The primary version of social learning theory in criminology is that of Ronald Akers and the
description that follows draws heavily on his work. Akers's theory, in turn, represents an elaboration
of Edwin Sutherland's differential association theory.
Three mechanisms by which individuals learn to engage in crime
1. Differential reinforcement of crime.
Individuals may teach others to engage in crime through the reinforcements and punishments
they provide for behavior.
What are the instances wherein crime is more likely to occur?
(a) is frequently reinforced and infrequently punished;
(b) results in large amounts of reinforcement (eg.. a lot of money, social approval, or pleasure and
little punishment; and (c) is more likely to be reinforced than alternative behaviors.
Positive vs. Negative Reinforcement
a. Positive Reinforcement
The behavior results in something good-some positive consequence like money, the
pleasurable feelings associated with drug use, attention from parents, approval from friends,
or an increase in social status.
b. Negative Reinforcement
The behavior results in the removal of something bad-a punisher is removed or
avoided.
Example: Suppose one's friends have been calling her a coward because she refuses
to use drugs with them. The individual eventually takes drugs with them, after which time
they stop calling her a coward. The individual's drug use has been negatively reinforced.
2. Beliefs favorable to crime.
Other individuals may not only reinforce our crime, they may also teach us beliefs favorable
to crime. Most individuals, of course, are taught that crime is bad or wrong. They eventually accept
or "internalize" this belief, and they are less likely to engage in crime as a result. Some individuals,
however, learn beliefs that are favorable to crime and they are more likely to engage in crime as a
result.
Three categories of beliefs favoring crime.
1. Some people generally approve of certain minor forms of crime, like certain forms of
consensual sexual behavior, gambling, "soft" drug use, and for adolescents-alcohol use,
truancy, and curfew violation.
2. Some people conditionally approve of or justify certain forms of crime, including some
serious crimes. They believe that crime is generally wrong, but that some criminal acts are
justifiable or even desirable in certain conditions.
Example: Fighting is generally wrong, but that it is justified if you have been insulted or
provoked in some way.
3. Some people hold certain general values that are conducive to crime. These values do not
explicitly approve of or justify crime, but they make crime appear a more attractive
alternative than would otherwise be the case.

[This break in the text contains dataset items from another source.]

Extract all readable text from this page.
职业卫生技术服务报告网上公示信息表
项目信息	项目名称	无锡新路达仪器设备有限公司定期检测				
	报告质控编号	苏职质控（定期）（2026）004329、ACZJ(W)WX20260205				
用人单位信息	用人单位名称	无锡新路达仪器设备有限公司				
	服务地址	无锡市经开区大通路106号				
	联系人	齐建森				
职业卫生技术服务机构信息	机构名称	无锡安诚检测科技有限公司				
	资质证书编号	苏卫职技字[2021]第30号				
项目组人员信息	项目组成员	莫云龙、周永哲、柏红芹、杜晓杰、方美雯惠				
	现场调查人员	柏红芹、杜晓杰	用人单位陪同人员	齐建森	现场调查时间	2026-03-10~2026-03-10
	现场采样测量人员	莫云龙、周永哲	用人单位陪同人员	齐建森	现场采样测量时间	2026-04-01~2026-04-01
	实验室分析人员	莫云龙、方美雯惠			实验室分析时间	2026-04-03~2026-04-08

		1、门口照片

3. The imitation of criminal models.
Behavior is not only a function of beliefs and the reinforcements and punishments individuals
receive, but also of the behavior of those around them. Individuals often imitate or model the
behavior of others-especially when they like or respect these others and have reason to believe that
imitating their behavior will result in reinforcement.
Example: Individuals are more likely to imitate others' behavior if they observe them receive
reinforcement for their acts.
3. Environmental Criminology
Environmental criminology is the study of crime, criminality, and victimization as they
relate, first, to particular places, and secondly, to the way that individuals and organizations shape
their activities spatially, and in so doing are in turn influenced by place-based or spatial factors.
Further it is a positivist theory that suggests crime is influenced, if not caused, by a person's spatial
environment which include space (geography), time, law, offender, and target or victim.